We are all paying for this. Look at your own industry and compare it with European and Japanese railroads...modern rails and equipment draw folks to ride and rely on that form of transportation. Other than a few Eastern and the San Diego-LA runs, nobody wants to use it as daily transportation. Look at the movement of freight...a megaport is being built south of TJ because our beloved Longshoremen don't want to allow our stateside ports to put in the modern equipment that the rest of the Pacific Rim operates with...because it will result in having to give up a great deal of featherbedding. Modern cargo carriers simply won't go to LA-Long Beach, Oakland or Seattle anymore. So we will get our lead painted toys from China via Mexico within the next decade, probably brought across by Mexican trusk which have no need to comply with the DOT. Stuff like this requires years to plan and build, and investment funds to get it going, neither of which is going to happen when labor negotiations and fellow-traveler environmentalist organization lawsuits step in to slow things down to a crawl. Time is money (more so today than a few decades ago), so why fight in courts for 10 years just to get something started when the Mexican government (or Canadian for that matter) will give you the damn land and water access just so they can develop their own economies.

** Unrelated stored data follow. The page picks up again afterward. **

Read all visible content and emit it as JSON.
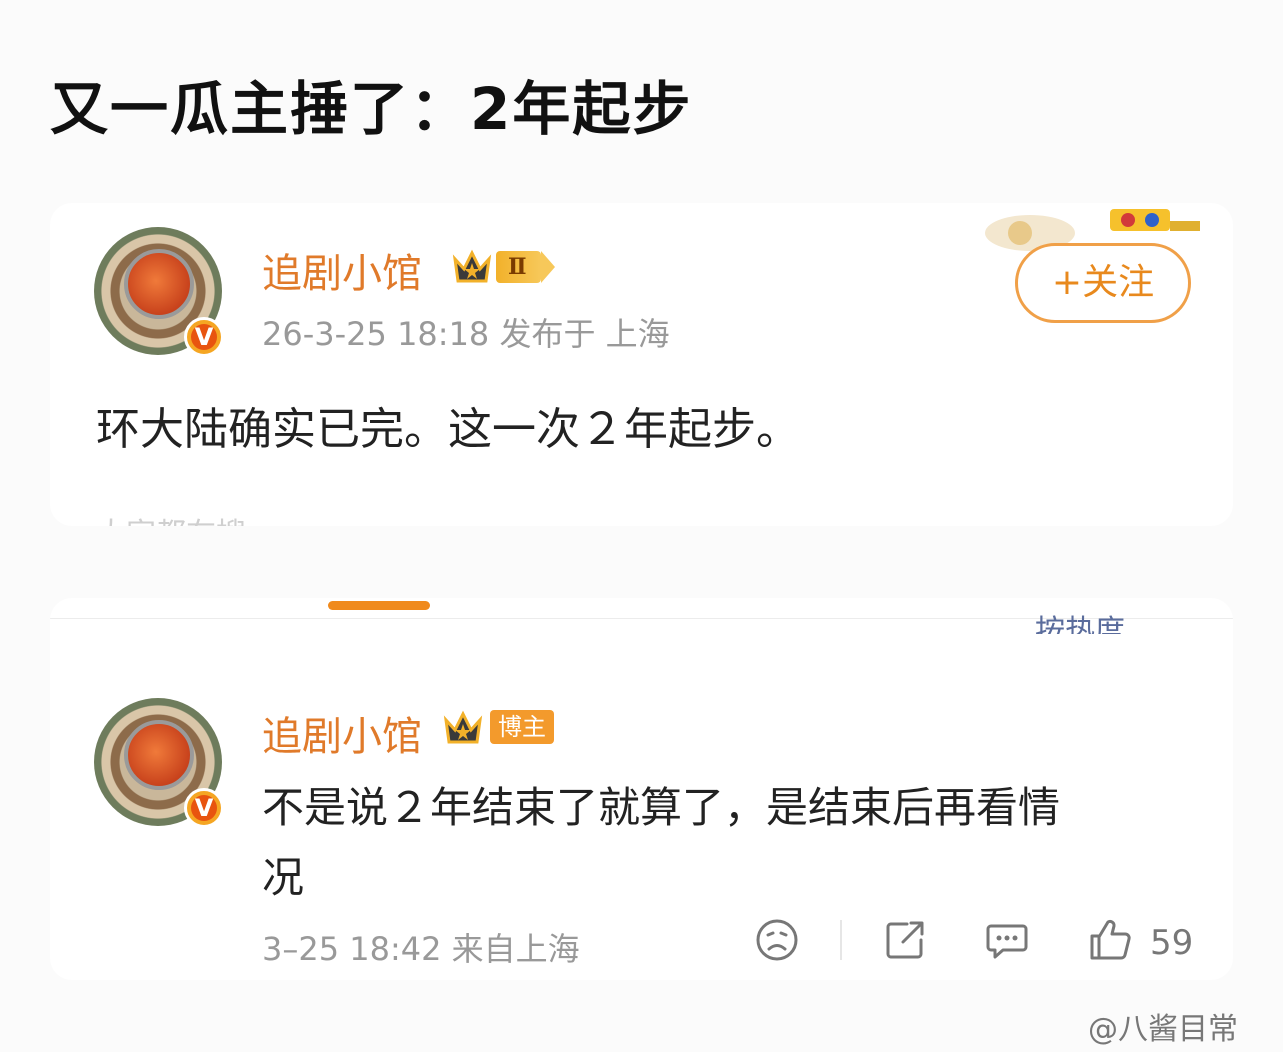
{
  "page_title": "又一瓜主捶了：2年起步",
  "post": {
    "username": "追剧小馆",
    "level": "Ⅱ",
    "meta": "26-3-25 18:18  发布于 上海",
    "follow_label": "+关注",
    "content": "环大陆确实已完。这一次２年起步。",
    "verified_badge": "V",
    "faded_partial": "大家都在搜"
  },
  "comments_header": {
    "sort_label": "按热度"
  },
  "comment": {
    "username": "追剧小馆",
    "blogger_badge": "博主",
    "content_line1": "不是说２年结束了就算了，是结束后再看情",
    "content_line2": "况",
    "verified_badge": "V",
    "meta": "3–25 18:42  来自上海",
    "like_count": "59",
    "icons": [
      "sad-face-icon",
      "share-icon",
      "comment-icon",
      "thumbs-up-icon"
    ]
  },
  "watermark": "@八酱目常",
  "colors": {
    "username": "#e07a2a",
    "accent": "#f08a1c",
    "meta": "#999999",
    "sort_label": "#5a6c9c"
  }
}
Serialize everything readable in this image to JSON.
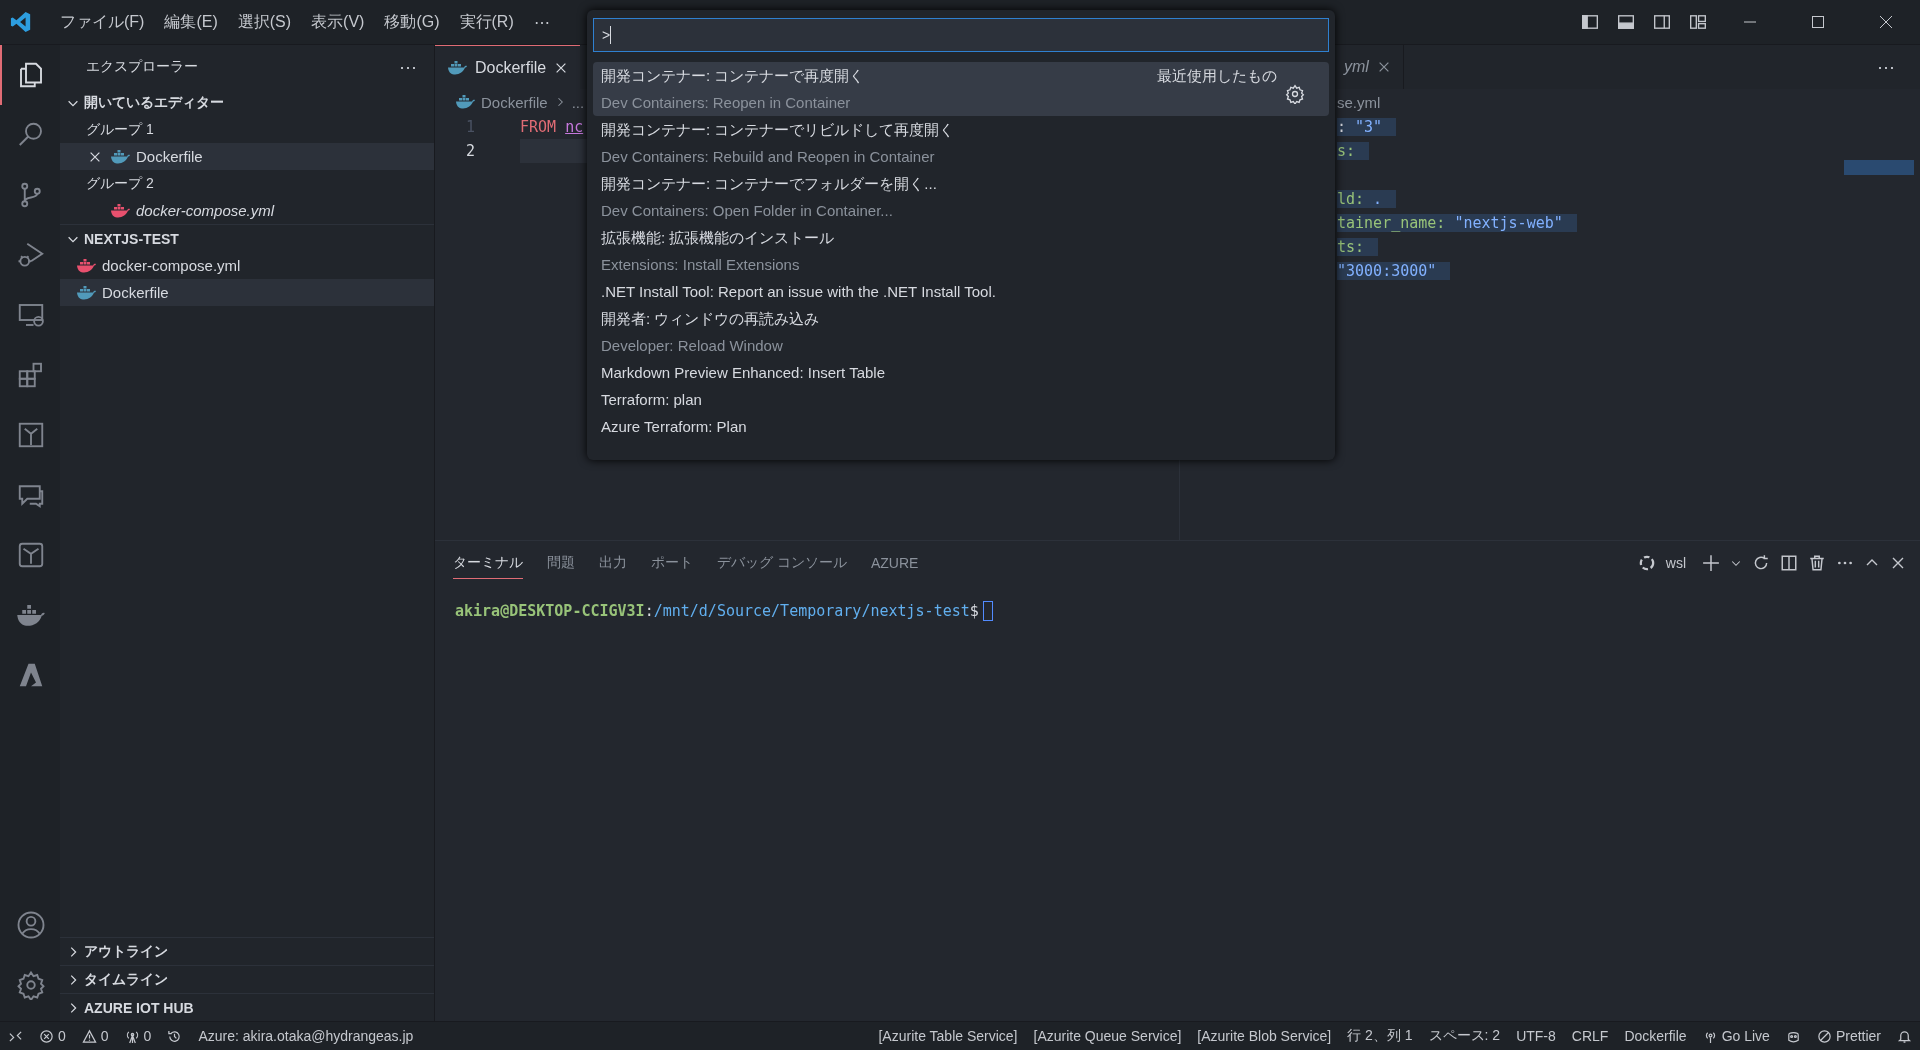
{
  "menu": [
    "ファイル(F)",
    "編集(E)",
    "選択(S)",
    "表示(V)",
    "移動(G)",
    "実行(R)",
    "⋯"
  ],
  "activity_bar": {
    "top": [
      {
        "kind": "files",
        "selected": true
      },
      {
        "kind": "search",
        "selected": false
      },
      {
        "kind": "source-control",
        "selected": false
      },
      {
        "kind": "run-debug",
        "selected": false
      },
      {
        "kind": "remote",
        "selected": false
      },
      {
        "kind": "extensions",
        "selected": false
      },
      {
        "kind": "tree-box",
        "selected": false
      },
      {
        "kind": "comments",
        "selected": false
      },
      {
        "kind": "tree",
        "selected": false
      },
      {
        "kind": "docker",
        "selected": false
      },
      {
        "kind": "azure",
        "selected": false
      }
    ],
    "bottom": [
      {
        "kind": "account"
      },
      {
        "kind": "settings"
      }
    ]
  },
  "sidebar": {
    "title": "エクスプローラー",
    "more": "⋯",
    "open_editors": {
      "title": "開いているエディター",
      "expanded": true,
      "groups": [
        {
          "label": "グループ 1",
          "files": [
            {
              "name": "Dockerfile",
              "kind": "dockerfile",
              "preview": false,
              "selected": true
            }
          ]
        },
        {
          "label": "グループ 2",
          "files": [
            {
              "name": "docker-compose.yml",
              "kind": "compose",
              "preview": true,
              "selected": false
            }
          ]
        }
      ]
    },
    "folder": {
      "title": "NEXTJS-TEST",
      "expanded": true,
      "files": [
        {
          "name": "docker-compose.yml",
          "kind": "compose",
          "selected": false
        },
        {
          "name": "Dockerfile",
          "kind": "dockerfile",
          "selected": true
        }
      ]
    },
    "collapsed_sections": [
      {
        "title": "アウトライン",
        "expanded": false
      },
      {
        "title": "タイムライン",
        "expanded": false
      },
      {
        "title": "AZURE IOT HUB",
        "expanded": false
      }
    ]
  },
  "left_editor": {
    "tab": {
      "name": "Dockerfile",
      "kind": "dockerfile"
    },
    "breadcrumb": [
      "Dockerfile",
      "..."
    ],
    "lines": [
      {
        "number": "1",
        "current": false,
        "tokens": [
          {
            "text": "FROM",
            "kind": "keyword"
          },
          {
            "text": "nc",
            "kind": "image"
          }
        ]
      },
      {
        "number": "2",
        "current": true
      }
    ]
  },
  "right_editor": {
    "tab": "yml",
    "more": "⋯",
    "breadcrumb": "se.yml",
    "lines": [
      {
        "selected": true,
        "tokens": [
          {
            "text": ": ",
            "kind": "punct"
          },
          {
            "text": "\"3\"",
            "kind": "string"
          }
        ]
      },
      {
        "selected": true,
        "tokens": [
          {
            "text": "s:",
            "kind": "key"
          }
        ]
      },
      {
        "selected": false
      },
      {
        "selected": true,
        "tokens": [
          {
            "text": "ld:",
            "kind": "key"
          },
          {
            "text": " .",
            "kind": "string"
          }
        ]
      },
      {
        "selected": true,
        "tokens": [
          {
            "text": "tainer_name:",
            "kind": "key"
          },
          {
            "text": " \"nextjs-web\"",
            "kind": "string"
          }
        ]
      },
      {
        "selected": true,
        "tokens": [
          {
            "text": "ts:",
            "kind": "key"
          }
        ]
      },
      {
        "selected": true,
        "tokens": [
          {
            "text": "  \"3000:3000\"",
            "kind": "string"
          }
        ]
      }
    ]
  },
  "command_palette": {
    "value": ">",
    "items": [
      {
        "title": "開発コンテナー: コンテナーで再度開く",
        "subtitle": "Dev Containers: Reopen in Container",
        "tag": "最近使用したもの",
        "selected": true
      },
      {
        "title": "開発コンテナー: コンテナーでリビルドして再度開く",
        "subtitle": "Dev Containers: Rebuild and Reopen in Container",
        "selected": false
      },
      {
        "title": "開発コンテナー: コンテナーでフォルダーを開く...",
        "subtitle": "Dev Containers: Open Folder in Container...",
        "selected": false
      },
      {
        "title": "拡張機能: 拡張機能のインストール",
        "subtitle": "Extensions: Install Extensions",
        "selected": false
      },
      {
        "title": ".NET Install Tool: Report an issue with the .NET Install Tool.",
        "selected": false
      },
      {
        "title": "開発者: ウィンドウの再読み込み",
        "subtitle": "Developer: Reload Window",
        "selected": false
      },
      {
        "title": "Markdown Preview Enhanced: Insert Table",
        "selected": false
      },
      {
        "title": "Terraform: plan",
        "selected": false
      },
      {
        "title": "Azure Terraform: Plan",
        "selected": false
      }
    ]
  },
  "panel": {
    "tabs": [
      {
        "label": "ターミナル",
        "selected": true
      },
      {
        "label": "問題",
        "selected": false
      },
      {
        "label": "出力",
        "selected": false
      },
      {
        "label": "ポート",
        "selected": false
      },
      {
        "label": "デバッグ コンソール",
        "selected": false
      },
      {
        "label": "AZURE",
        "selected": false
      }
    ],
    "shell": "wsl",
    "prompt": {
      "user": "akira@DESKTOP-CCIGV3I",
      "sep": ":",
      "path": "/mnt/d/Source/Temporary/nextjs-test",
      "symbol": "$"
    }
  },
  "status_bar": {
    "left": [
      {
        "kind": "remote"
      },
      {
        "kind": "errors",
        "text": "0"
      },
      {
        "kind": "warnings",
        "text": "0"
      },
      {
        "kind": "ports",
        "text": "0"
      },
      {
        "kind": "history"
      },
      {
        "kind": "text",
        "text": "Azure: akira.otaka@hydrangeas.jp"
      }
    ],
    "right": [
      {
        "kind": "text",
        "text": "[Azurite Table Service]"
      },
      {
        "kind": "text",
        "text": "[Azurite Queue Service]"
      },
      {
        "kind": "text",
        "text": "[Azurite Blob Service]"
      },
      {
        "kind": "text",
        "text": "行 2、列 1"
      },
      {
        "kind": "text",
        "text": "スペース: 2"
      },
      {
        "kind": "text",
        "text": "UTF-8"
      },
      {
        "kind": "text",
        "text": "CRLF"
      },
      {
        "kind": "text",
        "text": "Dockerfile"
      },
      {
        "kind": "golive",
        "text": "Go Live"
      },
      {
        "kind": "copilot"
      },
      {
        "kind": "prettier",
        "text": "Prettier"
      },
      {
        "kind": "bell"
      }
    ]
  }
}
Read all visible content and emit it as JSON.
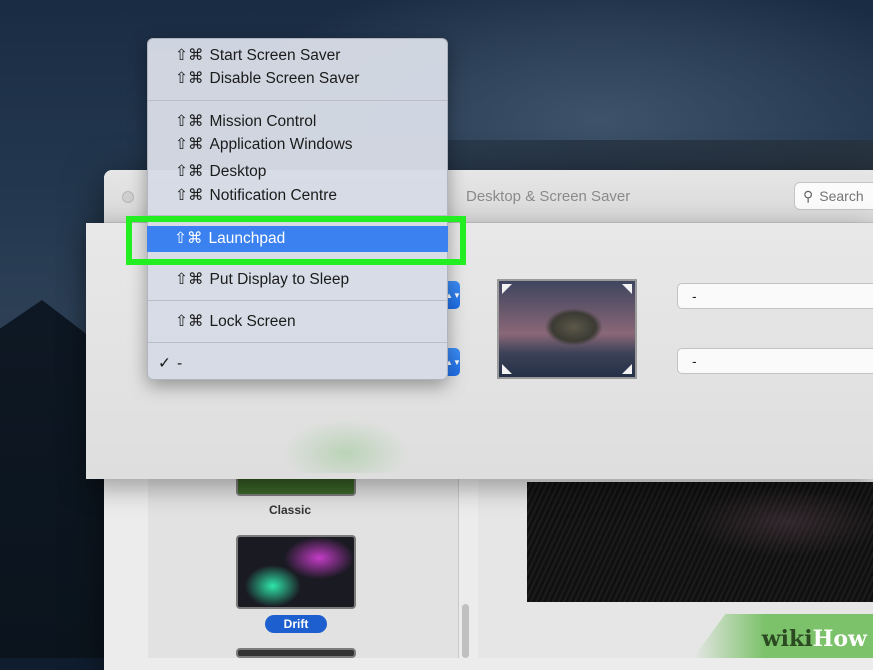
{
  "window": {
    "title": "Desktop & Screen Saver",
    "search_placeholder": "Search"
  },
  "hot_corner_menu": {
    "groups": [
      [
        {
          "modifiers": "⇧⌘",
          "label": "Start Screen Saver"
        },
        {
          "modifiers": "⇧⌘",
          "label": "Disable Screen Saver"
        }
      ],
      [
        {
          "modifiers": "⇧⌘",
          "label": "Mission Control"
        },
        {
          "modifiers": "⇧⌘",
          "label": "Application Windows"
        },
        {
          "modifiers": "⇧⌘",
          "label": "Desktop"
        },
        {
          "modifiers": "⇧⌘",
          "label": "Notification Centre"
        }
      ],
      [
        {
          "modifiers": "⇧⌘",
          "label": "Launchpad",
          "highlighted": true
        }
      ],
      [
        {
          "modifiers": "⇧⌘",
          "label": "Put Display to Sleep"
        }
      ],
      [
        {
          "modifiers": "⇧⌘",
          "label": "Lock Screen"
        }
      ],
      [
        {
          "checked": true,
          "check_glyph": "✓",
          "label": "-"
        }
      ]
    ],
    "highlight_color": "#3b82f0",
    "callout_color": "#22ee22"
  },
  "hot_corners": {
    "top_right_value": "-",
    "bottom_right_value": "-"
  },
  "screen_savers": [
    {
      "label": "Classic",
      "selected": false
    },
    {
      "label": "Drift",
      "selected": true
    }
  ],
  "watermark": {
    "wiki": "wiki",
    "how": "How"
  }
}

It's funny, Democrats who write long letters to former territories of the Soviet Union, China and emerging Latin American nations extolling the virtues of allowing free elections for labor organizational rights are the authors of card checks. The folks in Turkistan would understand card checks a lot easier than the concept of freedom of choice in an election booth...he!!, they still carry their Communist Party cards around as momentos...they don't want choice, they just want toilet paper.
Lawyers...yup, the basturds. I was a farmer first...I drove tractor, picked grapes and tomatos and stayed up all night lighting smudge pots and starting up old airplane motors we used for wind machines. But when folks start talking about taking ag water away for a Teamster financed golf course, want to shove catalytic converters up cow asses and won't let us plow because some gawddamn prairie dog who happens to have a white tail instead of tan one lives in the field, it's either grab a gun or a briefcase.
Yet folks get all touchy when the produce they eat starts making em sick...imagine Mexican produce irrigated with sewage water. You're already eating it. More to come...please wash it thoroughly.
We have forgotten how to work...but by golly, we know our rights!
BTW...when can I take a turn at running one of them big badasses down the tracks?